L’un des premiers gestes de Julien Denormandie, nouveau ministre de l’Agriculture supposé conduire la transition de l’agriculture vers le « monde d’après », a consisté à demander la levée de l’interdiction des néonicotinoïdes afin de lutter contre la jaunisse de la betterave. Cette virose connue des producteurs a sévi cette année et va durement affecter […]

Ecrit par Bruno Bourgeon, porte-parole d’AID – le mardi 18 août 2020 à 14H55

L’un des premiers gestes de Julien Denormandie, nouveau ministre de l’Agriculture supposé conduire la transition de l’agriculture vers le « monde d’après », a consisté à demander la levée de l’interdiction des néonicotinoïdes afin de lutter contre la jaunisse de la betterave.

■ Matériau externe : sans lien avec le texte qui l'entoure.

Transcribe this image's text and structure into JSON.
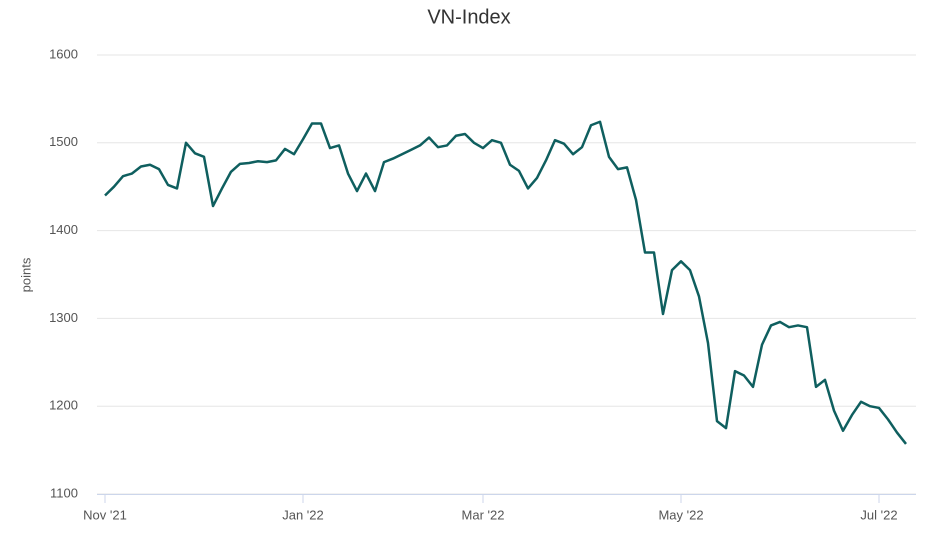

Cette virose connue des producteurs a sévi cette année et va durement affecter la récolte. Elle est transmise par le puceron vert du pêcher, une espèce qui se nourrit de toutes sortes de végétaux, dont les feuilles de betterave. Pour éviter que le virus ne ravage les champs, il est essentiel d’y contenir la présence de ces pucerons, même si 1 % seulement est porteur.

A la faveur de l’hiver dernier, marqué par un record de chaleur, ces pucerons ont pullulé et se sont régalés de feuilles de betteraves. D’où la crise actuelle, qui doit plus à un aléa climatique que des fonds assurantiels devraient gérer, qu’à une interdiction des néonicotinoïdes déjà effective depuis deux ans. Le plan d’action gouvernemental du 6 août dernier n’en prévoit pas moins de ré-autoriser en 2021-22-23 l’usage de ces neurotoxiques.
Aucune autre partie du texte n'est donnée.